Of the 40 million people who climbed into Brazil’s middle class during the boom years of the previous decade, almost one in 10 has already slid back down. Marco Antonio dos Santos Correia fears he may be next.
The 51-year-old trucker bought his vehicle and Rio de Janeiro apartment using borrowed cash, joining the millions of other Brazilians who benefited as household credit surged. Now, access to easy financing is drying up, and members of the newly minted middle class like dos Santos Correia find themselves tottering on the verge of poverty once again.
“I’m looking into selling my apartment because I don’t have the conditions to survive and keep up the same quality of life,” said dos Santos Correia, who once had a fleet of as many as eight small trucks that shuttled food and catering supplies around Rio. Today, it’s down to one. “I bought everything with bank financing.”
None of that bodes well for President Dilma Rousseff or her Workers’ Party as they try to pull Latin America’s largest economy out of its worst recession in a century. The tactics of her first term in office — injecting billions into state banks to dramatically expand lending while ramping up spending on social programs — are now off the table. The government is grappling with its own exploding debt load and budget deficit that has swelled to almost 11 percent of gross domestic product from 3.3 percent two years earlier. As a result, her administration is cutting back just as consumers and businesses tighten their belts, leaving Brazil with no obvious engine to fuel its
“I believe many more people will return to their old social classes this year,” Carlos Thadeu de Freitas, chief economist at the National Commerce Confederation said. “People are afraid of losing their jobs, so they’re not shopping, not taking on debt and they’re selling. Really it’s a recession the likes of which we’ve never had.”
Millions of disaffected Brazilians took to the streets across the nation on Sunday to protest Rousseff’s government and praise the officials behind a sweeping corruption probe that has reached the president’s inner circle. Anti-government protests have typically drawn the support of the wealthy and higher-educated, but this time around it appears the protests lured a larger number of Brazil’s poor than in the past, according to Marco Antonio Teixeira, a professor of political science at the Getulio Vargas Foundation.
Back when Brazil’s economy was still booming, it was stories like dos Santos Correia’s that ruling politicians pointed to as proof that their mix of socialism and capitalism was working. Rousseff, whose party has long been the champion of Brazil’s poor, regularly cited the 40-million figure when running for re-election during her 2014 campaign.
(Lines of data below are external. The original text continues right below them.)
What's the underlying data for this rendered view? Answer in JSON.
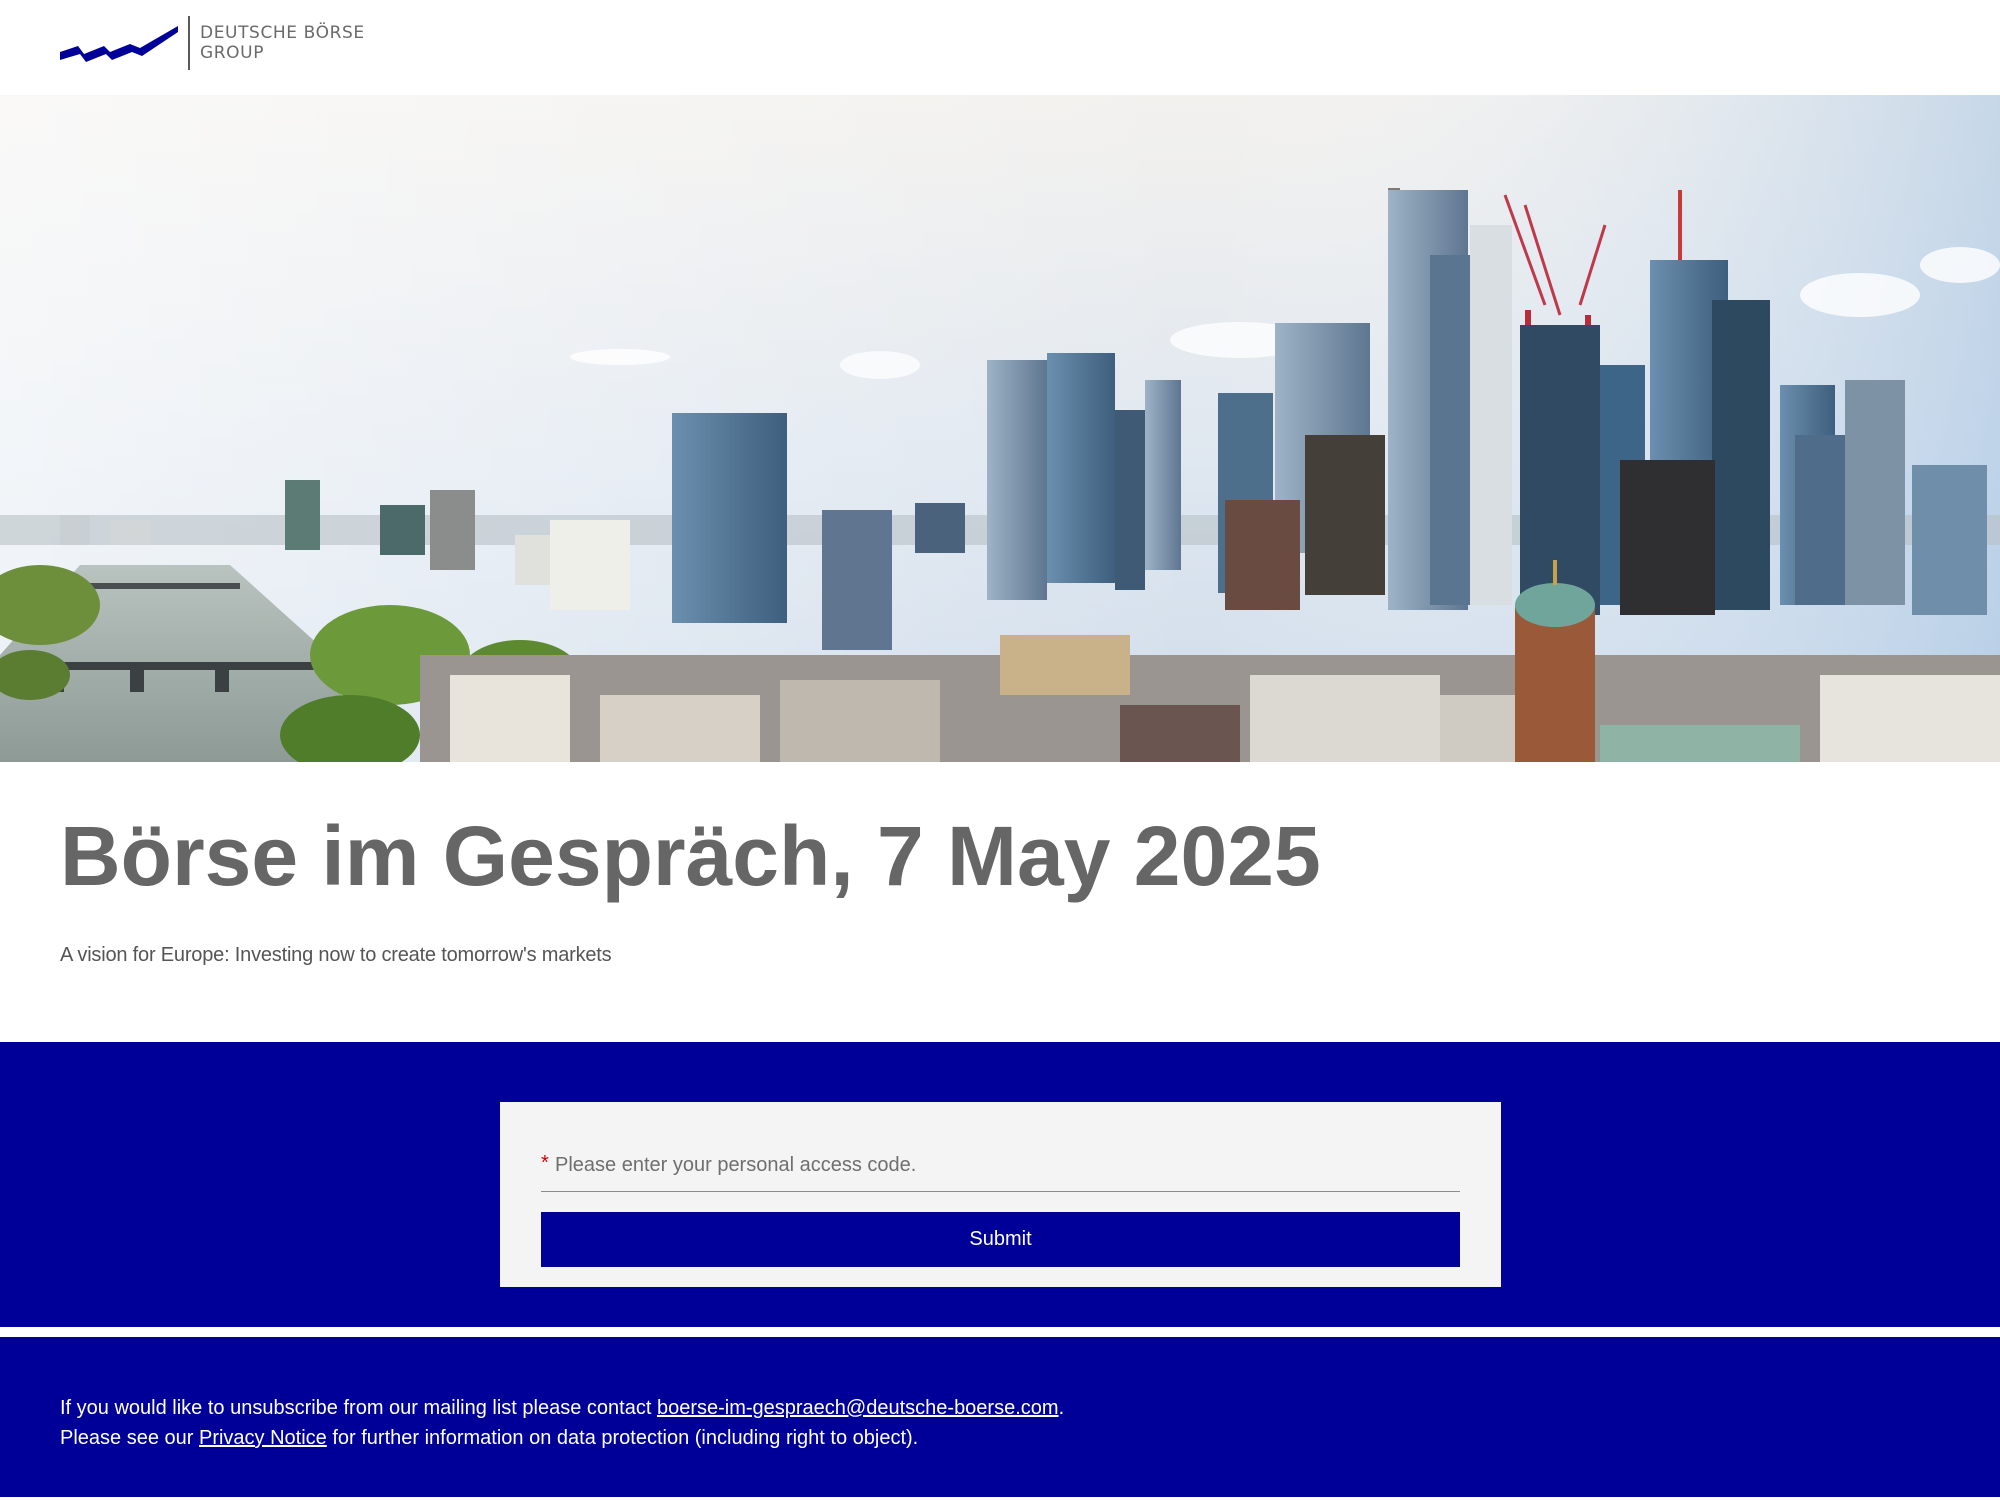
{
  "header": {
    "logo_line1": "DEUTSCHE BÖRSE",
    "logo_line2": "GROUP"
  },
  "hero": {
    "image": "frankfurt-skyline-photo"
  },
  "main": {
    "title": "Börse im Gespräch, 7 May 2025",
    "subtitle": "A vision for Europe: Investing now to create tomorrow's markets"
  },
  "form": {
    "required_marker": "*",
    "access_code_placeholder": "Please enter your personal access code.",
    "submit_label": "Submit"
  },
  "footer": {
    "line1_prefix": "If you would like to unsubscribe from our mailing list please contact ",
    "contact_email": "boerse-im-gespraech@deutsche-boerse.com",
    "line1_suffix": ".",
    "line2_prefix": "Please see our ",
    "privacy_link": "Privacy Notice",
    "line2_suffix": " for further information on data protection (including right to object)."
  },
  "colors": {
    "brand_blue": "#000099",
    "title_grey": "#666666",
    "card_bg": "#f4f4f4",
    "required_red": "#cc0000"
  }
}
But her euphoria overlooked a troubling trend: A large part of Brazil’s growth was fueled not by gains in productivity or real wages, but by credit.
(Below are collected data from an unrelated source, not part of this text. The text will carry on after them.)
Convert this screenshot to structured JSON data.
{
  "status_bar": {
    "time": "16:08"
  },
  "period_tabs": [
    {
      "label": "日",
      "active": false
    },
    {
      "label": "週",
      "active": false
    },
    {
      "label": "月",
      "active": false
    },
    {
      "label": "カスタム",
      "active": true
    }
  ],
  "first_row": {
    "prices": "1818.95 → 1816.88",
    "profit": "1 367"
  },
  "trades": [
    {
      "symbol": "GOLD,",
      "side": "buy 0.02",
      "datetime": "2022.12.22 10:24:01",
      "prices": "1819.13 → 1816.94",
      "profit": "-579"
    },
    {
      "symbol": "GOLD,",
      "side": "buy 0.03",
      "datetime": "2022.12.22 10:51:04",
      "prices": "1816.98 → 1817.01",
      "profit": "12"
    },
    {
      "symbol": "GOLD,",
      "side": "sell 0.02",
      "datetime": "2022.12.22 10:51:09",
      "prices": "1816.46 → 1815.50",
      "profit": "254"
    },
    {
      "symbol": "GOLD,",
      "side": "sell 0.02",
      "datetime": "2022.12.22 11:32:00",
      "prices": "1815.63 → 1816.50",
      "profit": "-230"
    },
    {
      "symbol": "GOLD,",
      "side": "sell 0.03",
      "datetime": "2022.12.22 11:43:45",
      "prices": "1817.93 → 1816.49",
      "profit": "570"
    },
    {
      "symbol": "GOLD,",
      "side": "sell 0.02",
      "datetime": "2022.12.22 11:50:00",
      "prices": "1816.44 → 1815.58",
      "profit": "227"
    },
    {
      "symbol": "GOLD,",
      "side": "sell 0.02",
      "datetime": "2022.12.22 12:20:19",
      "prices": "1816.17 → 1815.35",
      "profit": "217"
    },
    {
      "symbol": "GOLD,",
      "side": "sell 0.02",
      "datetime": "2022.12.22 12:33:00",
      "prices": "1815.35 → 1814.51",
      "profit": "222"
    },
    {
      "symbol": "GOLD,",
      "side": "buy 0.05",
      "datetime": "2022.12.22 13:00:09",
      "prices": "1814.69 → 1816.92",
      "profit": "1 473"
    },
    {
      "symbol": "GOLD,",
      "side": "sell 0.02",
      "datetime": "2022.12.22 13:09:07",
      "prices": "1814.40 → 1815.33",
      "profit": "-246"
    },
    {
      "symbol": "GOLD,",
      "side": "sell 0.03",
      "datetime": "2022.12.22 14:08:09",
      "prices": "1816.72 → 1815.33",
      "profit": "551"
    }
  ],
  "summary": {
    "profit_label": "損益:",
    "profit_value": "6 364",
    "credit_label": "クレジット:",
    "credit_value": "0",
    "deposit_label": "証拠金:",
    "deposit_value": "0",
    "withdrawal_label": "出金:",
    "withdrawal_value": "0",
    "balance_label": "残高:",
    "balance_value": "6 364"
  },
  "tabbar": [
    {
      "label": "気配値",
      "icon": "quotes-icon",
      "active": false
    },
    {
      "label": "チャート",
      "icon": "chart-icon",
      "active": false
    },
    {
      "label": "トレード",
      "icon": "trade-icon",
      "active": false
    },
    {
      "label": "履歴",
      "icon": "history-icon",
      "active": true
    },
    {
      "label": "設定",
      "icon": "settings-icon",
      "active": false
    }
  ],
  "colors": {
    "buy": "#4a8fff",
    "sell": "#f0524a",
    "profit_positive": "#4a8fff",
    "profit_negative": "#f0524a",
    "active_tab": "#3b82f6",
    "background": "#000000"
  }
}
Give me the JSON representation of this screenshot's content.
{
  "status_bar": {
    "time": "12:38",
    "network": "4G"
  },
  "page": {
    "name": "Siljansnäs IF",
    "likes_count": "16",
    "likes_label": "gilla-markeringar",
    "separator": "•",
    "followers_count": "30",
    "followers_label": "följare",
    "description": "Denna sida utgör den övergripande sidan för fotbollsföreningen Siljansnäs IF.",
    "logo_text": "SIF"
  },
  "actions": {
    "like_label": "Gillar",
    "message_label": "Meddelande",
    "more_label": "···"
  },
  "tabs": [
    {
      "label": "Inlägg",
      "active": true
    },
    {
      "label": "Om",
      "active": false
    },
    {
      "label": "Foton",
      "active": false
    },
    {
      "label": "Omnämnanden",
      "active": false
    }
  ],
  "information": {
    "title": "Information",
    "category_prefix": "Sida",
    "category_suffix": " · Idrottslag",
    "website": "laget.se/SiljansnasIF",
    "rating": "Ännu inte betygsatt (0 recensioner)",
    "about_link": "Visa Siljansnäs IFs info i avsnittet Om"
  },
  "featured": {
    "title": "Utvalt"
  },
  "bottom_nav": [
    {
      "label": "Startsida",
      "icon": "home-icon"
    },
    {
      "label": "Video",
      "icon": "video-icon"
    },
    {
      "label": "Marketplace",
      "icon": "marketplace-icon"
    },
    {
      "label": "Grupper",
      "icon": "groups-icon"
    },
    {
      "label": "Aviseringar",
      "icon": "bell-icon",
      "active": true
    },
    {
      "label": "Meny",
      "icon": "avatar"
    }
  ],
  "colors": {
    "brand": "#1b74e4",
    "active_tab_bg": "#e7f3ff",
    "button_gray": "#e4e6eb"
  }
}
Brazilian retail sales climbed 93 percent in the decade through 2014, while the rise in real wages was less than half that, data compiled by Bloomberg Intelligence show. Household debt as a percentage of disposable income topped 45 percent in November from a low of about 18 percent in January 2005, when the central bank began collecting the data.
Today, Brazilians are tapping into their savings at a record pace. Net withdrawals from savings accounts amounted to 53.6 billion reais ($14.2 billion) in 2015, more than five times as much as the previous record in 2003, according to the central bank. Around half of that was used to pay down bills, and Brazilians also shifted some cash to higher-yielding investments as the benchmark interest rate sits at a 9 1/2-year high of 14.25 percent.
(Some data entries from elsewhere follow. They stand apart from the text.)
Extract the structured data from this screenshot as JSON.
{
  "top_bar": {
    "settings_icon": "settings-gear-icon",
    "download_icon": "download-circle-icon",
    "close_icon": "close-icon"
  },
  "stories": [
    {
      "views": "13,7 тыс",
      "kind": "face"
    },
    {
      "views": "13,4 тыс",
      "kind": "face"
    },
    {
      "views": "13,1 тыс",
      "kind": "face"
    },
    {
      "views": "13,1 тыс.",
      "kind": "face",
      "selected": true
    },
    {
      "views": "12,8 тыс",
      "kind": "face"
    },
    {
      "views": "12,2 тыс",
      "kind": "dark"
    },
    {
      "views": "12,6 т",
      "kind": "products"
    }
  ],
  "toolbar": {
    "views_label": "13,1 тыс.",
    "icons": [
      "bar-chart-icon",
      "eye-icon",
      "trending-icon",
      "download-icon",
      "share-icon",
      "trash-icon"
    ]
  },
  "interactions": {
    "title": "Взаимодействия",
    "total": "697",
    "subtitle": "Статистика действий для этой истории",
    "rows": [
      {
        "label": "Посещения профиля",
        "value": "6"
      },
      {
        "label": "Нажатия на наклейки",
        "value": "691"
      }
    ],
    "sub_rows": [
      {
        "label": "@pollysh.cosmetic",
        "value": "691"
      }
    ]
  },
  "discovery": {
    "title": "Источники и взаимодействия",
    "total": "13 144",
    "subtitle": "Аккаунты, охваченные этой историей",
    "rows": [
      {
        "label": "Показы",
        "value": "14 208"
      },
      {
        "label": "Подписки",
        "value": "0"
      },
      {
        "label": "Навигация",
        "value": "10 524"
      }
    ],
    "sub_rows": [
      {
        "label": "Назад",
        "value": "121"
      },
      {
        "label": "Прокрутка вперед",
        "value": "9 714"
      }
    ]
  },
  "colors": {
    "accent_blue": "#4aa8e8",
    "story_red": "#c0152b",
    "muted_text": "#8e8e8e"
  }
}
Meanwhile, new bank credit for mortgages fell 33 percent in 2015, the first drop since at least 2001, according to Abecip. In Brazil, bank mortgages are the domain of the middle class. The poor largely finance their purchases through state programs, while the rich often pay in cash. In today’s downturn, 3.7 million members of Brazil’s middle class have already seen their standard of living slip in the first 11 months of last year, according to a study by Banco Bradesco SA.